Nio has confirmed plans to significantly scale up its investment in artificial intelligence across all business functions in 2026, positioning AI as a core pillar of its long-term strategy. Founder and CEO William Li has called on employees to embed AI deeply into daily operations to strengthen product competitiveness and improve overall efficiency. To support this push, the company has established an AGI committee tasked with accelerating AI adoption throughout the organisation.
Speaking during an internal staff meeting on 14 January, Li outlined key departments earmarked for intensive AI integration, including research and development, manufacturing, supply chain management, finance and human resources. He reinforced this stance earlier at a media briefing in Hefei on 6 January, stating that any automaker with serious ambitions today must operate as an AI-driven company.
The renewed focus on AI follows recent leadership changes within Nio’s autonomous driving division, notably the departure of Bai Yuli, who had headed the company’s AI platform since 2020. In response, Nio restructured its intelligent driving unit using a “4×100 relay baton” framework, consolidating pre-research, mass production, platform replication and vehicle-model replication into a unified development structure.
This reorganisation appears aimed at overcoming development challenges that Li described as “quite demanding,” while also addressing competitive pressures.
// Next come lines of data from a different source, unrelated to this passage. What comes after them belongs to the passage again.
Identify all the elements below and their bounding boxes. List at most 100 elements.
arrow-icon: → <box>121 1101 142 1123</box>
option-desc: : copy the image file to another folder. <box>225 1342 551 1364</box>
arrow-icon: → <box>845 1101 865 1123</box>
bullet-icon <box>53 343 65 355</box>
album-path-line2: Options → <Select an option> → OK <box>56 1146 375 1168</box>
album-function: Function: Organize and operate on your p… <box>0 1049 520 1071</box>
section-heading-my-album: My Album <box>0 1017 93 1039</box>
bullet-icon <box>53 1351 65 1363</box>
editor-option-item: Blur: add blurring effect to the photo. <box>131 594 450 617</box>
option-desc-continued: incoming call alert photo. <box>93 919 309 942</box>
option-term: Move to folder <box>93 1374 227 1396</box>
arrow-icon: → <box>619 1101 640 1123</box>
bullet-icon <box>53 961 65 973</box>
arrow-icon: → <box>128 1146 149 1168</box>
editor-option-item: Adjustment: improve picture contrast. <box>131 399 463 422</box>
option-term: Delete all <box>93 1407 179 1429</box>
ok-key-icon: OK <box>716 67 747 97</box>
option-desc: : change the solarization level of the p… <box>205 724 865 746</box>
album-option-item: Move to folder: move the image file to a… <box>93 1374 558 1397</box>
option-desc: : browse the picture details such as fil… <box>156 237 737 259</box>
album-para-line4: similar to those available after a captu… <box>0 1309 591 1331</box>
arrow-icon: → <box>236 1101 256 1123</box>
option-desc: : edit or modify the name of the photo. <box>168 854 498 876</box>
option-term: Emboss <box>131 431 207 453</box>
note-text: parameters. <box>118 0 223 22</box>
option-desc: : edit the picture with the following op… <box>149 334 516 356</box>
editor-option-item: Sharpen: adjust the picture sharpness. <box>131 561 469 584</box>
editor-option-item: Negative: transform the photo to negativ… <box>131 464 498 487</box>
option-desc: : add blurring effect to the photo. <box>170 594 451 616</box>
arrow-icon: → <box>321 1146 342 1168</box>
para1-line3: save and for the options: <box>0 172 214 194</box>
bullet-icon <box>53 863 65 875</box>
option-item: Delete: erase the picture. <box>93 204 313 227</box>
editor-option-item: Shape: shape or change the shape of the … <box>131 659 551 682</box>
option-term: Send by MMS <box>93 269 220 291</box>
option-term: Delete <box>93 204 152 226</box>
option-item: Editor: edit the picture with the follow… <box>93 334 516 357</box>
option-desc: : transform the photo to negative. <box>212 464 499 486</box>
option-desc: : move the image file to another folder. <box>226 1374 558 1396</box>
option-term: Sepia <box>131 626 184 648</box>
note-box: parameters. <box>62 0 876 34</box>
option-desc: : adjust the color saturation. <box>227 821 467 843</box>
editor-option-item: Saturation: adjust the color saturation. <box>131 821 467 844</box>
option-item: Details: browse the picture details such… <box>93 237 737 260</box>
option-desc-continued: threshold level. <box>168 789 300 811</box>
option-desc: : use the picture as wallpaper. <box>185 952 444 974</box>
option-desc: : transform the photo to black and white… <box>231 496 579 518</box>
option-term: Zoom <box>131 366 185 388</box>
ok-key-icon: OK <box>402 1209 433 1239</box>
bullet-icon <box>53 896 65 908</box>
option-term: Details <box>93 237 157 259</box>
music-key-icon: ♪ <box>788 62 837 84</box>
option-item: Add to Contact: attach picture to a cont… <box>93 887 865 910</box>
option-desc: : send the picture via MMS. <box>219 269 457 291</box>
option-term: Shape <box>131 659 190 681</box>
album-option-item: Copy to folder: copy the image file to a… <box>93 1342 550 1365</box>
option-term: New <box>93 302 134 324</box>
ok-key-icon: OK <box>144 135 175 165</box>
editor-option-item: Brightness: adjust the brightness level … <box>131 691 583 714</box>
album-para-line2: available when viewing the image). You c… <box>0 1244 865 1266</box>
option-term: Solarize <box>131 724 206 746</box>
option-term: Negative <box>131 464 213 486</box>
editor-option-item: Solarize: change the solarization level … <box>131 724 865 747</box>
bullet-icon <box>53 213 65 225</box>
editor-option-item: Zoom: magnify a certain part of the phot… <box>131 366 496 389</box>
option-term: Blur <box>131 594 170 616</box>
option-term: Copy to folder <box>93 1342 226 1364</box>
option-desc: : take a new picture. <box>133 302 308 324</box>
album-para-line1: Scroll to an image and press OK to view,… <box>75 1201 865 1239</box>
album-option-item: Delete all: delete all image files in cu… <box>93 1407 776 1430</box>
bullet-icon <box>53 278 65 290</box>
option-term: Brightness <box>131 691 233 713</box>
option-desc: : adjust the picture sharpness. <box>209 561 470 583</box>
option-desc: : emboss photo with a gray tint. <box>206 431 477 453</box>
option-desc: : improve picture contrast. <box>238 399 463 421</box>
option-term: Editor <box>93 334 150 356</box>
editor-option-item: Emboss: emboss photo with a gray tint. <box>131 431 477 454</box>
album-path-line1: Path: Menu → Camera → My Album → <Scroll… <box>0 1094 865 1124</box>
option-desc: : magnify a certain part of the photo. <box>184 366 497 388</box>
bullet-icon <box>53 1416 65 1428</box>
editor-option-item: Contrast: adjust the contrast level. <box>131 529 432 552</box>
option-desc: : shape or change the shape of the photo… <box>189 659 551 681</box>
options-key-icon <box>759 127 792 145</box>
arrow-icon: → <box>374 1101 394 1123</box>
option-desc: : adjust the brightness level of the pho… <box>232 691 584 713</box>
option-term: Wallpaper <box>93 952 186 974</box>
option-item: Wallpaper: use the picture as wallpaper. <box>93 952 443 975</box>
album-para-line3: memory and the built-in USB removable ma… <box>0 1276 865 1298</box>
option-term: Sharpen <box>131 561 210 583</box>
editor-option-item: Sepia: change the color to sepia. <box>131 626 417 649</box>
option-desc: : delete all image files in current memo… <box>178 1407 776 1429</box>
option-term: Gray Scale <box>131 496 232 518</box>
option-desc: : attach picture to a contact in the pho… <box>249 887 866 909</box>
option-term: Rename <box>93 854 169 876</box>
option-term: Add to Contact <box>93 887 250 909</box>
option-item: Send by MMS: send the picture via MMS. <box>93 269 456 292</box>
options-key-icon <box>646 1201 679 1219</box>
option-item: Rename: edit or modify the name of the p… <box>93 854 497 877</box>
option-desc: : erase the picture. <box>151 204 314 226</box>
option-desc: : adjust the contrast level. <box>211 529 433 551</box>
During his internal address, Li warned that reluctance to embrace AI could leave Nio lagging behind rivals that are already using the technology to enhance efficiency and speed to market.
Despite these challenges, Li expressed confidence that Nio will achieve its first-ever quarterly profit in the fifth quarter of 2025. He attributed this optimism to improving gross margins and strong demand for the new ES8, with around 40,000 units delivered since launch. Looking ahead, Nio is targeting annual growth of 40% to 50% over the next three to five years, alongside a steady increase in vehicle gross margins to between 17% and 18%.